Tuesday, September 13th 2016, 6:30 pm
Firefighters are still putting out hot spots almost 20 hours after an explosion rocked a south Tulsa neighborhood.
The homeowner said he didn't know what was happening, and firefighters said he’s extremely lucky to be alive.
There’s not much left of the man’s three-story home near 85th and Yale. He said he was upstairs in his bedroom when he heard an explosion.
9/12/16 Related Story: Homeowner, Firefighter Receive Minor Injures At Tulsa House Fire
Investigators have ruled it an accidental explosion. Firefighters say they aren't sure what exploded or even where, but said the fire couldn’t have been much bigger.
Since it appears to be an accident, investigators say the question of what exploded goes to the insurance companies.
The homeowner said the explosion felt like his home was being ripped apart. Neighbors heard and felt it as well.
"The first thing we heard was a boom, it sounded like a bomb had gone off,” said neighbor Paul Strahan.
"The house shook so violently, and it was just one boom - nothing else, just one boom," said neighbor Peggy Caparelli.
Residents of the neighborhood said this is the fourth home destroyed by fire in the last few years.
They all have ended up looking like this one – nearly leveled and almost everything inside destroyed.
Hours after firefighters put out a massive house fire on Vandalia Avenue, smoke continued to rise.
Firefighters say something exploded and the flames spread fast.
It shook Peggy Caparelli's house.
"I thought, ‘oh no, not another one, not another one.’ It was almost more than I could bear,” Caparelli said.
Caparelli said this is the fourth large house to burn down in the neighborhood in the past few years.
Fire destroyed the house across the street but a new one's been built there, and in 2011, two homes next door to each other burned down, one lot still sits empty.
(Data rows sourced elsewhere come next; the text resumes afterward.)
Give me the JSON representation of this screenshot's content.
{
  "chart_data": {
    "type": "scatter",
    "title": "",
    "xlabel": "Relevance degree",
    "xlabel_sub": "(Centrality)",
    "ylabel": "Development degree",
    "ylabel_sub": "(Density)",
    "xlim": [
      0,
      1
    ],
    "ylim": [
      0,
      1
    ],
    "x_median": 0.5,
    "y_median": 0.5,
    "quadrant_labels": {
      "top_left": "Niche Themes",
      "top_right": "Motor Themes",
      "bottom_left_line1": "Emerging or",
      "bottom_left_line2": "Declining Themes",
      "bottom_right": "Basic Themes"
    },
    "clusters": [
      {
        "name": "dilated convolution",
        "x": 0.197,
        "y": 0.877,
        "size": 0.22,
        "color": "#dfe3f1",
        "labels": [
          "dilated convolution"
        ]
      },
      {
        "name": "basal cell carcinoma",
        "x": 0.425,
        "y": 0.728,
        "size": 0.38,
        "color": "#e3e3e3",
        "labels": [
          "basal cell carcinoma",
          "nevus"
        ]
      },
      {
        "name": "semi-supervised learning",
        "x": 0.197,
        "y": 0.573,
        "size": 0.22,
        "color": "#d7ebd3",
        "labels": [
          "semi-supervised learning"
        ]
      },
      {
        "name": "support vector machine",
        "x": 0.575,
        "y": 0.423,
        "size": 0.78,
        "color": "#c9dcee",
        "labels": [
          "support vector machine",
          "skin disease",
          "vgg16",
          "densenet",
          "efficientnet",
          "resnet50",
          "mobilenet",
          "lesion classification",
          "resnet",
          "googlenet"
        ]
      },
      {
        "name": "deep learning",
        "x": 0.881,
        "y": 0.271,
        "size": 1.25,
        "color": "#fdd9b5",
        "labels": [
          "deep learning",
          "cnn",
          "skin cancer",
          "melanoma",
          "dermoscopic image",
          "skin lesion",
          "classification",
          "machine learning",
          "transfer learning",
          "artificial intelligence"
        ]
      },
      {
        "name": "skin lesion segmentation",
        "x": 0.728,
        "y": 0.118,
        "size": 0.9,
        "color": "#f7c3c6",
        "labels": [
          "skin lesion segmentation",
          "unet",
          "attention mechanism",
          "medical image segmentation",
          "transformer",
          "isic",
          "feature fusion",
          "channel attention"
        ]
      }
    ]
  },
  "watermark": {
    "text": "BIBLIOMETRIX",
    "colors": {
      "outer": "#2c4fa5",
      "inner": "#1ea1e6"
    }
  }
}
“All of them have been at night, so sleepless nights, but everyone got out okay," she said.
Tulsa Firefighters say it's not a coincidence homes in this neighborhood burn quickly.
“They are large houses to start out with, and the terrain here, there's one way into this area. They are on steep hills, we can approach the front of them,” Tulsa Fire Department Capt. Terry Sivadon said.
Most of the homes in the neighborhood are tall – three or four stories – so if a fire starts below, what’s overhead most likely will all come down.
"You hate to think this is a jinx on our neighborhood and I hate to think that because I absolutely love it here,” Caparelli said.